Wydarzenie zgromadziło w auli Jana Pawła II w Gdańsku-Oliwie ponad 200 osób zainteresowanych twórczością K. Zanussiego. Spotkanie rozpoczęło się modlitwą o życie wieczne dla papieża Franciszka. Projekcję filmu „Eter” poprzedziła rozmowa z reżyserem, którą poprowadził Grzegorz Górny.
– Jestem dość zasmucony taką tendencją, którą przez czas mojego życia obserwuję, a która próbuje takiego kompromisu między Ewangelią a wygodą. Coś takiego, co złośliwcy nazywają chrześcijaństwo bez krzyża, czyli chrześcijaństwo bez dramatu. Takie słodkie, lukrowane, zagłaskane. I ono jest nieprawdziwe, ono odchodzi od Ewangelii. Ewangelia jest dramatem i opowiada o naszym życiu jako o dramacie każdego dnia i że w tym dramacie jest zło jako aktywny przeciwnik – mówił profesor sztuk filmowych, wprowadzając do projekcji swojego dzieła.
– To nie jest tak, jak Augustyn chciał, że zło to tylko brak dobra. To jest chyba więcej. W każdym razie ja tak to odczuwam, że to zło generuje się w świecie i ono jest siłą, która potrafi przeciwstawić się dobru. Ta walka jest czymś dramatycznym. I po to nakręciłem „Eter” – wyjaśniał K. Zanussi. – To jest naprawdę film, który tropi zło jako siłę, która ma swoją dynamikę, a którą my zapraszamy w jakiś sposób, ulegamy jej z własnej nieprzymuszonej woli. Zło jest czymś, co w świecie i w nas samych wyrządza wielkie szkody – dodał reżyser.

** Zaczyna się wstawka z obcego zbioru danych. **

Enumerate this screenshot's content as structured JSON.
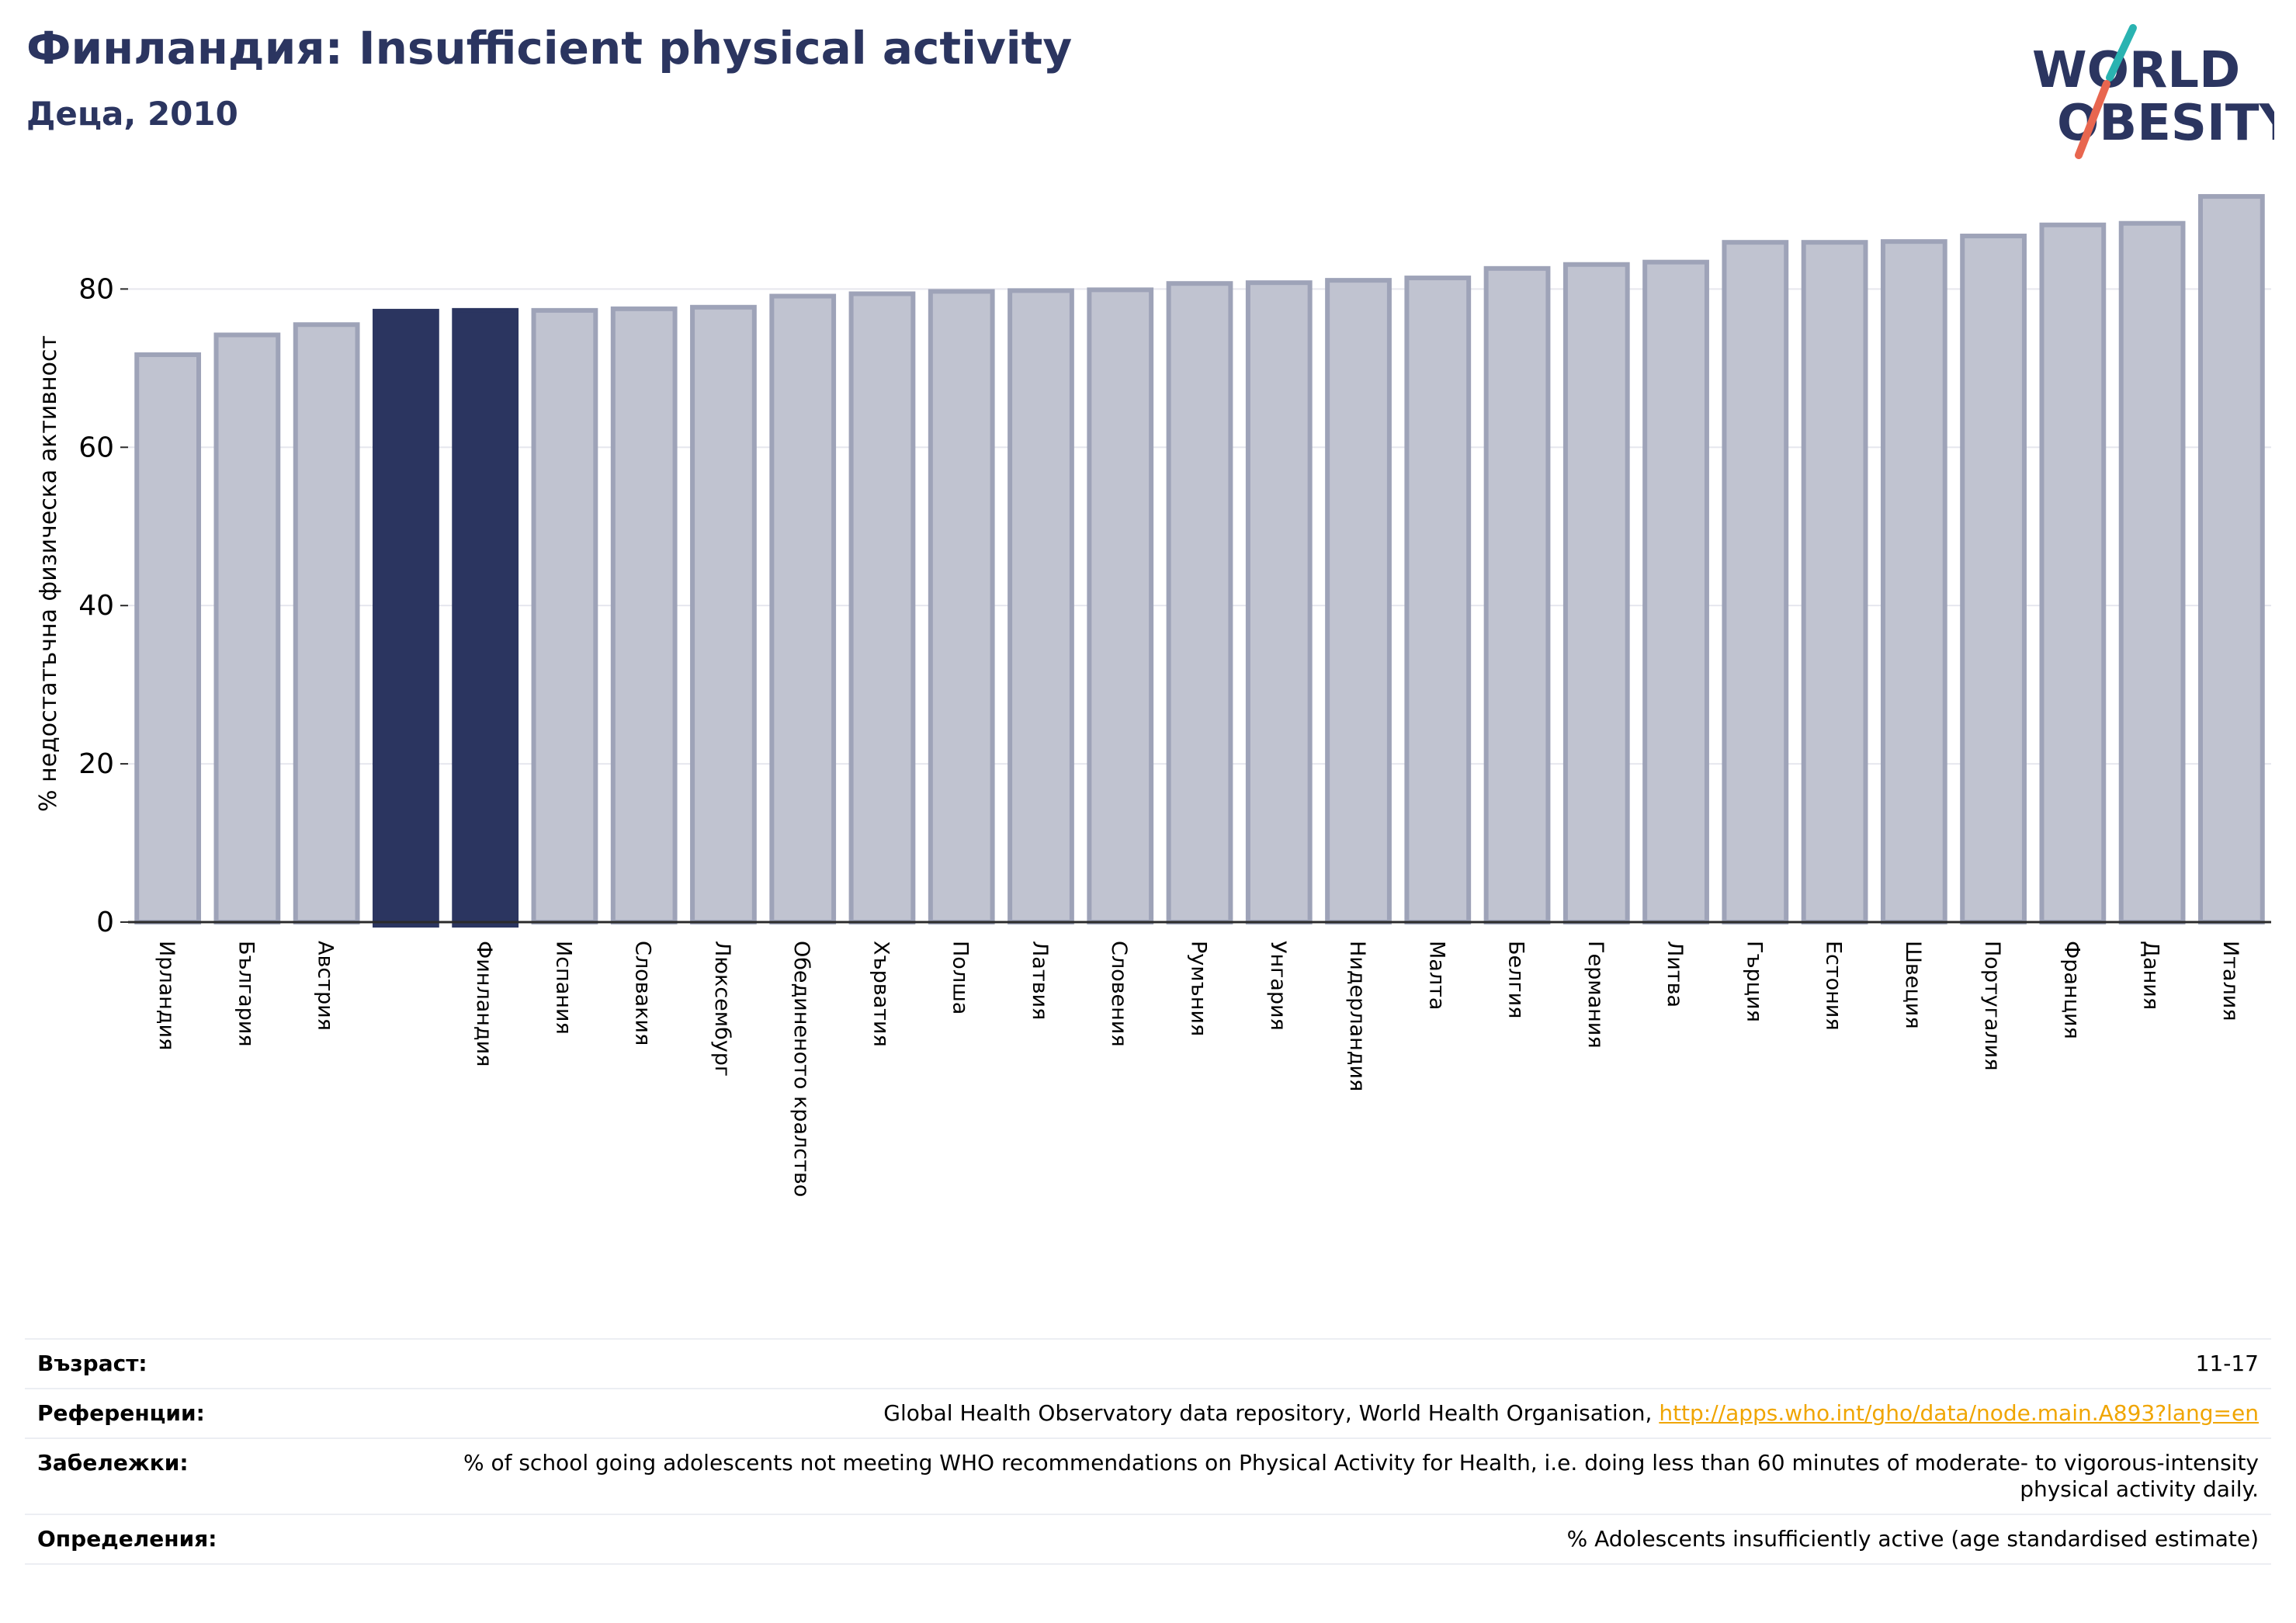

Fragment rozmowy z Krzysztofem ZanussimTwórca tłumaczył także strukturę „Eteru”. Zdaje się bowiem, że film ma dwa zakończenia. Po pierwszym z nich pojawia się postać, która ma symbolizować szatana obecnego w przedstawionych już scenach. – To jest to zło, które kryje się za różnymi zdarzeniami. Myśmy te zdarzenia już widzieli. A teraz chcę powiedzieć: „Popatrzcie, kto za tym stał cały czas, a myśmy go nawet nie zauważyli”. Ja tu cytuję zdanie, które powiedział Paweł VI, że największym sukcesem szatana jest to, że ludzie w niego nie wierzą, bo to dopiero pozwala mu działać – powiedział K. Zanussi.
„Eter” to trwająca 117 minut koprodukcja polsko-ukraińsko-litewsko-węgierska z 2018 roku. Akcja dramatu rozgrywa się w początkach XX w., tuż przed wybuchem I wojny światowej, na okupowanych ziemiach polskich znajdujących się na obrzeżach Cesarstwa Rosyjskiego. Pewien doktor, w którego wciela się aktor Jacek Poniedziałek, podaje śmiertelną dawkę eteru kobiecie, którą pragnie uwieść. Oskarżony o próbę morderstwa i gwałtu ucieka. Następnie zatrudnia się w austriacko-węgierskiej twierdzy, gdzie kontynuuje eksperymenty z użyciem eteru, które mają na celu uśmierzać ból, ale też manipulować zachowaniem ludzi.